Large Print
A large print is a single trade execution significantly larger than the average trade size for that instrument and session. Large prints indicate institutional participation and often signal a strong directional conviction at that price level.
A large print is a single transaction in the Time and Sales feed that stands out due to its size: substantially larger than the typical trade prints flowing through at that moment. In the context of ES futures, a “large” print might be 50, 100, 200, or more contracts trading in a single fill.
Why large prints matter
Retail traders typically trade 1–5 contracts per transaction. Institutional traders: hedge funds, prop desks, CTAs: trade in much larger size. When a 200-contract print appears at a specific price, it is almost certainly not a retail trader. It signals that a significant participant made a decisive move at that level.
Large prints are important because:
- They represent real capital being committed
- They often occur at inflection points: just before a breakout or reversal
- They can act as support or resistance levels on a retest
Interpreting large prints by context
Large buy print at a breakout level: confirms the breakout. A large participant is loading aggressively at new highs, not waiting for a pullback.
Large buy print into resistance: potentially absorption by sellers. Price may stall or reverse if the large buy is met with an even larger passive sell wall.
Large sell print at a key support: bearish. Large participant is aggressively exiting longs or initiating shorts.

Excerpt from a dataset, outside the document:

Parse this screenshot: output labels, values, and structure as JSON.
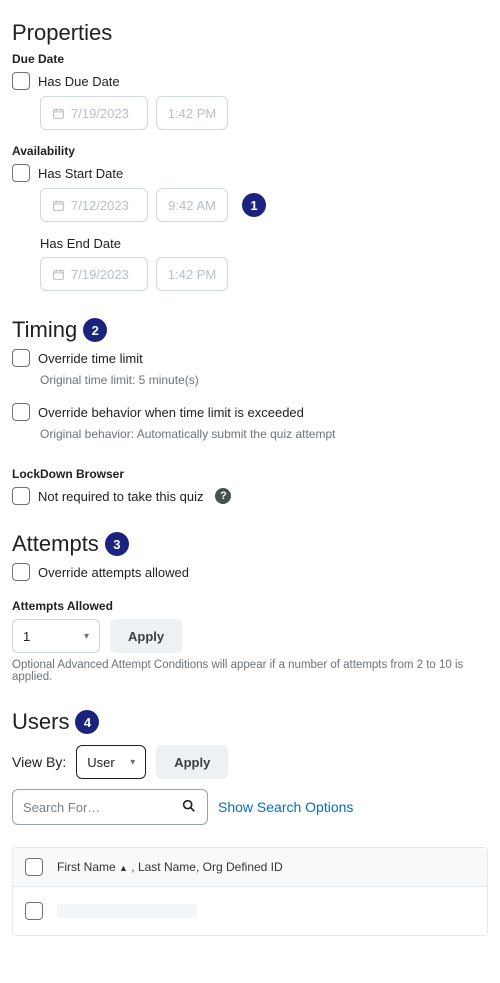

Large print accompanied by tape acceleration: highest conviction signal. When a large print appears as the tape is already running fast in that direction, it indicates a stampede, not an isolated decision.
Size thresholds by instrument
| Instrument | Typical trade size | ”Large” threshold |
|---|---|---|
| ES | 1–10 contracts | 50+ contracts |
| NQ | 1–5 contracts | 25+ contracts |
| MES / MNQ | 1–20 contracts | 100+ contracts |
These are approximate. During high-volatility events (FOMC, CPI), typical sizes increase and thresholds should be adjusted accordingly.